1. Hypovolemic Hypotension
Mechanism: Decreased intravascular volume → reduced cardiac preload → reduced cardiac output. Characteristically presents with low JVP, low CO, high SVR, and cool extremities (compensatory vasoconstriction).
| Cause | Examples |
|---|
| Poor oral intake | Anorexia, delirium, obstruction, socioeconomic factors |
| Hemorrhage | Trauma; occult bleeding in retroperitoneum, pelvis, thigh |
| Renal salt wasting | Diuretic use, primary adrenal insufficiency (urine Na >20-30 mEq/L) |
| GI losses | Vomiting, diarrhea |
| Severe burns | Massive fluid loss through skin |
2. Cardiogenic Hypotension
Mechanism: Pump failure - the heart cannot generate adequate cardiac output despite normal or elevated filling pressures.
- Cardiomyopathy (dilated, hypertrophic, restrictive)
- Dysrhythmia (tachyarrhythmia or bradyarrhythmia)
- Acute Myocardial Infarction - especially inferior STEMI (RV involvement)
- Acute Valvulopathy - e.g., acute aortic regurgitation (wide pulse pressure, diastolic murmur)
- Left Ventricular Outflow Tract Obstruction - e.g., severe aortic stenosis, HOCM
- Pulmonary Hypertension - right heart failure, loud P2, RV heave
- Pulmonary Embolism - acute right heart strain (also listed under obstructive)
3. Distributive Hypotension
Mechanism: Pathological vasodilation causing a decrease in systemic vascular resistance (SVR). Presents with warm extremities (vasodilation), high CO early, and low SVR - in contrast to the other categories.
- Sepsis - by far the most common cause of shock overall (~65% of all shock)
- Anaphylaxis - accompanied by bronchoconstriction and urticaria
- Acute pancreatitis - cytokine-mediated vasodilation
- Medications - antihypertensives (especially in patients with restarted home meds after poor adherence), vasodilators
- Primary adrenal insufficiency (Addison's disease) - hyperpigmentation + hyponatremia + hyperkalemia
- Neurogenic shock - sudden loss of autonomic tone after spinal cord injury
- Dysautonomia - e.g., Parkinson's disease, orthostatic hypotension with no compensatory HR rise
4. Obstructive Hypotension
Mechanism: Physical obstruction to blood flow prevents adequate cardiac output despite normal pump function and volume.
| Cause | Key Findings |
|---|
| Cardiac tamponade | Beck's triad: tachycardia + hypotension + elevated JVP + muffled heart sounds; pulsus paradoxus >10 mmHg; enlarged cardiac silhouette on CXR |
| Tension pneumothorax | Tracheal deviation on CXR; absent breath sounds; requires emergency needle thoracostomy |
| Constrictive pericarditis | Kussmaul's sign + pericardial knock (high-pitched, closer to S2 than S3) |
| Massive pulmonary embolism | Acute RV strain, elevated JVP |
Additional/Special Causes
- Orthostatic hypotension - defined as a drop of ≥20 mmHg systolic or ≥10 mmHg diastolic within 3 minutes of standing. Causes include dehydration, autonomic neuropathy (diabetes, Parkinson's), prolonged bed rest, age-related changes.

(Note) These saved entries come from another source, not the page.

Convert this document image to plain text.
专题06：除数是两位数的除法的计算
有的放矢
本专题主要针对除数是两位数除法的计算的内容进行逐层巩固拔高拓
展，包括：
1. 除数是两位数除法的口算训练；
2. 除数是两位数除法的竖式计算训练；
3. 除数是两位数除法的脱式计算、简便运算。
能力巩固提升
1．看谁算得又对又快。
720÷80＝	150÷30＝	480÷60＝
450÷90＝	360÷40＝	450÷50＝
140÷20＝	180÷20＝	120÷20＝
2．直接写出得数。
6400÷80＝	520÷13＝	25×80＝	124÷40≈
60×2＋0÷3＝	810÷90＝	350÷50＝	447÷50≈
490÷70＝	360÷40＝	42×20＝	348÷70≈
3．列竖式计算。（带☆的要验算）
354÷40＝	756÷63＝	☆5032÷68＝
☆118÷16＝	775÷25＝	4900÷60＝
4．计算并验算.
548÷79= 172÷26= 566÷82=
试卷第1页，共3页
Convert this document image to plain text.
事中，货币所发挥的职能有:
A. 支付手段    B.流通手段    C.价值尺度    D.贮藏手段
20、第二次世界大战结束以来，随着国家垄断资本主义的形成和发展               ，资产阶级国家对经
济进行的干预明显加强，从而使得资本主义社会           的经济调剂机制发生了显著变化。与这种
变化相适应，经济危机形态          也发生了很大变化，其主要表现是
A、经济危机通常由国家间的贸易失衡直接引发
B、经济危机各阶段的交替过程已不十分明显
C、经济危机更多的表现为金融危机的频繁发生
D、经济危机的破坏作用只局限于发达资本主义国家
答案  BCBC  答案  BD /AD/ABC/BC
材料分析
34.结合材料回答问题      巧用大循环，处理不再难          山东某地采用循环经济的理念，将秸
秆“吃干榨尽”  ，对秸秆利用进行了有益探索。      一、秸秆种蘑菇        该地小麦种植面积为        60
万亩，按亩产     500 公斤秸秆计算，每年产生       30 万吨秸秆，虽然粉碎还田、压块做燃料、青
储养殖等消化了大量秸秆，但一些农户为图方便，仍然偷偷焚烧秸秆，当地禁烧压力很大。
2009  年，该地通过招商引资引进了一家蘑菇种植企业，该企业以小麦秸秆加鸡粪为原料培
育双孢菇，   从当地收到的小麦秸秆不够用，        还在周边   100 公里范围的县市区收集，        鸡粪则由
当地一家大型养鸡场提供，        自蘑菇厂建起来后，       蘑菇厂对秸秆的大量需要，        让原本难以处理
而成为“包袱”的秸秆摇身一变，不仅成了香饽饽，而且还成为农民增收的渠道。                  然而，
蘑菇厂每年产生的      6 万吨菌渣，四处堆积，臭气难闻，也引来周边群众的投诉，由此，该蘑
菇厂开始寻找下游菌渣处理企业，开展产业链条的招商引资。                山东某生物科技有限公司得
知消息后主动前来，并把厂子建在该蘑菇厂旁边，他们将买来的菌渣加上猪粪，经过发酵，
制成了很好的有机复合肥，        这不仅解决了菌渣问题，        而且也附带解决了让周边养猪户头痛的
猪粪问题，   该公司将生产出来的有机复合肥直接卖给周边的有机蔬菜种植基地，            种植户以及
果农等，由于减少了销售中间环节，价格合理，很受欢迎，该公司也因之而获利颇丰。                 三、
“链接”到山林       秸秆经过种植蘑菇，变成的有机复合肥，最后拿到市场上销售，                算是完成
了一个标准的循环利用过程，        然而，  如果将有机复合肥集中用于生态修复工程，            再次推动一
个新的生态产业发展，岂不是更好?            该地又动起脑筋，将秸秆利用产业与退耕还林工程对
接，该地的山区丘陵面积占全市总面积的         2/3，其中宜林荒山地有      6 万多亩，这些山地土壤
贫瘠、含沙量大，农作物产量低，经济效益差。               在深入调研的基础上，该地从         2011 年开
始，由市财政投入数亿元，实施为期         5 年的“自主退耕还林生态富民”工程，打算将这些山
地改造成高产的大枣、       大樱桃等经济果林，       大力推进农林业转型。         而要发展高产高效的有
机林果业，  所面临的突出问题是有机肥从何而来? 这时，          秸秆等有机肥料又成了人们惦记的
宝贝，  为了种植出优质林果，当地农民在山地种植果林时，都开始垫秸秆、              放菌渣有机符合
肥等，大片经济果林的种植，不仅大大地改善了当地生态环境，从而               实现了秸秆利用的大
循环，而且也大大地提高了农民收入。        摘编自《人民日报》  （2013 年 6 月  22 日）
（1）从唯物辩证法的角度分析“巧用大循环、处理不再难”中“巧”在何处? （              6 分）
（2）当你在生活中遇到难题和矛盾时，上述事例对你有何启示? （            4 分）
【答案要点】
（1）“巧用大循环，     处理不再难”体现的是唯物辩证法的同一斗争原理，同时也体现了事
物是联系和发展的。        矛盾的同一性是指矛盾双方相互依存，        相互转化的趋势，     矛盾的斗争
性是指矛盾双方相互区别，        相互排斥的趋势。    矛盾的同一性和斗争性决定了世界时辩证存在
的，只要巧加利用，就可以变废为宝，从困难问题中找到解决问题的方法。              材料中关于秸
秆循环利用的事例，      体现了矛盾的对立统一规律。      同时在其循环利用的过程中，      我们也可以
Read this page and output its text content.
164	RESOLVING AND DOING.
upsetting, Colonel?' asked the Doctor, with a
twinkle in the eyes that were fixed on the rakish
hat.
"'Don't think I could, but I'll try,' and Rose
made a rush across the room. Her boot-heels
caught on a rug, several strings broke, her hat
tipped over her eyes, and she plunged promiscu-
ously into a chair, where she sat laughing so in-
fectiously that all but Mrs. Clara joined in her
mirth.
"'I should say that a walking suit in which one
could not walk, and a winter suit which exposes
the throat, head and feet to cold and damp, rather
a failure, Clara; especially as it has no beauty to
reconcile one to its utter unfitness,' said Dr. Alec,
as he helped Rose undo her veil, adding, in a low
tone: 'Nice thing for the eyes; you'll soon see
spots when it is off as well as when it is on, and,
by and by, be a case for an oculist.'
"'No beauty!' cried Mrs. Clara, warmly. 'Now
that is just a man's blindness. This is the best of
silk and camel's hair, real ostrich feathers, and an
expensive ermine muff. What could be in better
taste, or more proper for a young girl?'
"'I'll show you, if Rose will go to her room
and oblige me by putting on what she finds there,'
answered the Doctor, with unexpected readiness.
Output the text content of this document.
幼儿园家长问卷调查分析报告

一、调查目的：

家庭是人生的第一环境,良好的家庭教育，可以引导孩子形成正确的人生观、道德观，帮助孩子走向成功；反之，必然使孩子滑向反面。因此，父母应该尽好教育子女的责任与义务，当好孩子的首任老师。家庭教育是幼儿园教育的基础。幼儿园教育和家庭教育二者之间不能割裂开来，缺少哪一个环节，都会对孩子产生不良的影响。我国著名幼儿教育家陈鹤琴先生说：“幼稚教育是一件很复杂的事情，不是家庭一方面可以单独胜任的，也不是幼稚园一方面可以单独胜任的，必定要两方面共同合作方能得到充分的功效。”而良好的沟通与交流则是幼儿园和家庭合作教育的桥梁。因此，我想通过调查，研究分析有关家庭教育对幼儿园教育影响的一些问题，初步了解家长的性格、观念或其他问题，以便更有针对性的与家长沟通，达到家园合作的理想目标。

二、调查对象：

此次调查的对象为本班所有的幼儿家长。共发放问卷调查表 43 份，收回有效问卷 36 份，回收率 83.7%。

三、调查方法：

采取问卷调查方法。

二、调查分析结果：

- Toxicologic - drugs causing bradycardia and hypotension include beta-blockers, calcium channel blockers, digoxin, opioids, alpha-2 agonists.
- Endocrine - hypothyroidism (myxedema coma), pheochromocytoma crisis.
- Intradialytic hypotension - seen in patients on hemodialysis due to rapid volume removal.